Parzellen von der "Erbengemeinschaft A/B/C/D" an den jeweiligen
Erwerber der Parzelle. Sie deklarierten die folgenden Grundstückgewinne und
Grundstückgewinnsteuern: A: Grundstückgewinn Fr. …, Grundstückgewinnsteuer Fr.
…; B: Grundstückgewinn Fr. …, Grundstückgewinnsteuer Fr. …; D: Grundstückgewinn
Fr. …, Grundstückgewinnsteuer Fr. …; C: Grundstückgewinn Fr. …, Grundstückgewinnsteuer
Fr. …
Am 9. Februar 2021 erliess der Gemeinderat G die
Grundstückgewinnsteuerveranlagungen und setzte die Grundstückgewinne und Grundstückgewinnsteuern
infolge Realteilung wie folgt fest: A: Grundstückgewinn Fr. …,
Grundstückgewinnsteuer Fr. …; B: Grundstückgewinn Fr. …, Grundstückgewinnsteuer
Fr. …; D: Grundstückgewinn Fr. …, Grundstückgewinnsteuer Fr. …; C:
Grundstückgewinn Fr. …, Grundstückgewinnsteuer Fr. ...
B. Gegen
den Entscheid reichten die Pflichtigen am 22. März 2021 Einsprachen ein.
Sie beantragten, die Veranlagungen aufzuheben und die Grundstückgewinnsteuern
aufzuschieben. Sie begründeten diesen Antrag damit, dass die Handänderungen im
Rahmen der Erbteilung erfolgt seien. Des Weiteren rügten sie, die Berechnungen
der Grundstückgewinne seien fehlerhaft; so sei die Zuteilung an A kein Akt der
Erbteilung, sondern beruhe auf einem Vermächtnis, und die Erlöse seien
ebenfalls unrichtig errechnet.
Die Einsprachen wies der Gemeinderat G am 13. April
2021 ab.
Erwägungen
II.
Dagegen erhoben die
Pflichtigen am 25. Mai 2021 Rekurs beim Steuerrekursgericht des Kantons
Zürich, bei welchem sie eine Aufhebung des Einspracheentscheids und die
Gewährung des Steueraufschubs sowie die Ausrichtung einer Parteientschädigung
beantragten. Mit Entscheid vom 18. Januar 2022 wies das
Steuerrekursgericht den Rekurs nach Vornahme weiterer Abklärungen ab.
III.
Am 28. Februar 2022 erhoben die Pflichtigen beim
Verwaltungsgericht Beschwerde gegen das Urteil des Steuerrekursgerichts mit dem
Begehren um Aufhebung des Entscheids und Gewährung des Steueraufschubs der
Grundstückgewinnsteuer. Eventualiter beantragten sie, die Grundstückgewinne
gemäss eingereichten Steuererklärungen festzusetzen. Weiter ersuchten sie um
die Zusprechung einer Parteientschädigung.

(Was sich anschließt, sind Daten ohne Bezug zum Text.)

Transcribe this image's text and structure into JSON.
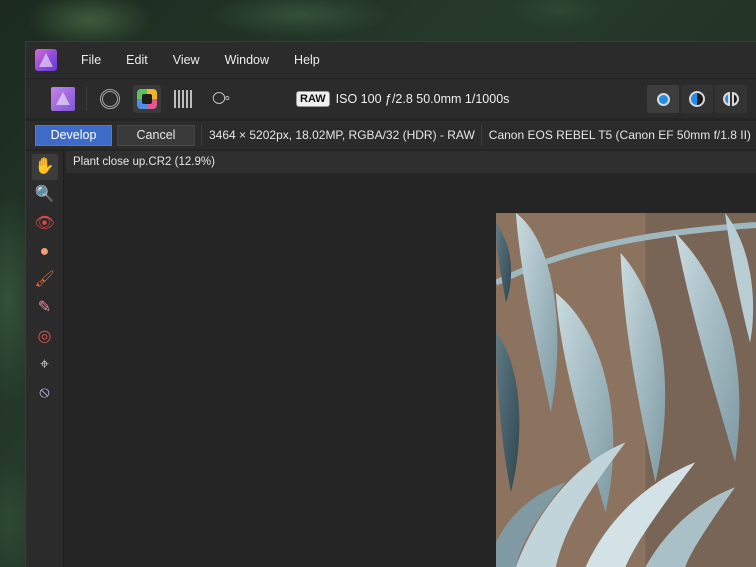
{
  "menu": {
    "items": [
      "File",
      "Edit",
      "View",
      "Window",
      "Help"
    ]
  },
  "toolbar": {
    "personas": [
      {
        "name": "photo-persona-icon"
      },
      {
        "name": "liquify-persona-icon"
      },
      {
        "name": "develop-persona-icon",
        "active": true
      },
      {
        "name": "tone-mapping-persona-icon"
      },
      {
        "name": "export-persona-icon"
      }
    ],
    "raw_badge": "RAW",
    "exif": "ISO 100 ƒ/2.8 50.0mm 1/1000s",
    "view_modes": [
      "single-view-icon",
      "split-view-icon",
      "mirror-view-icon"
    ],
    "accent_color": "#1f8ee8"
  },
  "context": {
    "develop_label": "Develop",
    "cancel_label": "Cancel",
    "image_info": "3464 × 5202px, 18.02MP, RGBA/32 (HDR) - RAW",
    "camera_info": "Canon EOS REBEL T5 (Canon EF 50mm f/1.8 II)",
    "develop_color": "#3d6bc7"
  },
  "tools": [
    {
      "name": "view-tool-icon",
      "glyph": "✋",
      "active": true
    },
    {
      "name": "zoom-tool-icon",
      "glyph": "🔍"
    },
    {
      "name": "red-eye-tool-icon",
      "glyph": "👁"
    },
    {
      "name": "blemish-removal-tool-icon",
      "glyph": "🩹"
    },
    {
      "name": "overlay-paint-tool-icon",
      "glyph": "🖌"
    },
    {
      "name": "overlay-erase-tool-icon",
      "glyph": "✎"
    },
    {
      "name": "overlay-gradient-tool-icon",
      "glyph": "◎"
    },
    {
      "name": "crop-tool-icon",
      "glyph": "⌗"
    },
    {
      "name": "white-balance-tool-icon",
      "glyph": "⦸"
    }
  ],
  "document": {
    "tab_label": "Plant close up.CR2 (12.9%)"
  }
}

Die Vorinstanz verzichtete auf Vernehmlassung, während die
Beschwerdegegnerin in ihrer Beschwerdeantwort die Abweisung der Beschwerde
unter Zusprechung einer Parteientschädigung beantragte.
Die Kammer erwägt:
1.
Mit der Steuerbeschwerde an das Verwaltungsgericht in
Grundsteuersachen können laut § 153 Abs. 3 in Verbindung mit § 213
des Steuergesetzes vom 8. Juni 1997 (StG) alle Rechtsverletzungen,
einschliesslich Überschreitung oder Missbrauch des Ermessens, und die
unrichtige oder unvollständige Feststellung des rechtserheblichen Sachverhalts
geltend gemacht werden. Das Verwaltungsgericht hat sich infolgedessen auf die
reine Rechtskontrolle zu beschränken; dazu gehört auch die Prüfung, ob die
Vorinstanzen den rechtserheblichen Sachverhalt gesetzmässig festgestellt haben.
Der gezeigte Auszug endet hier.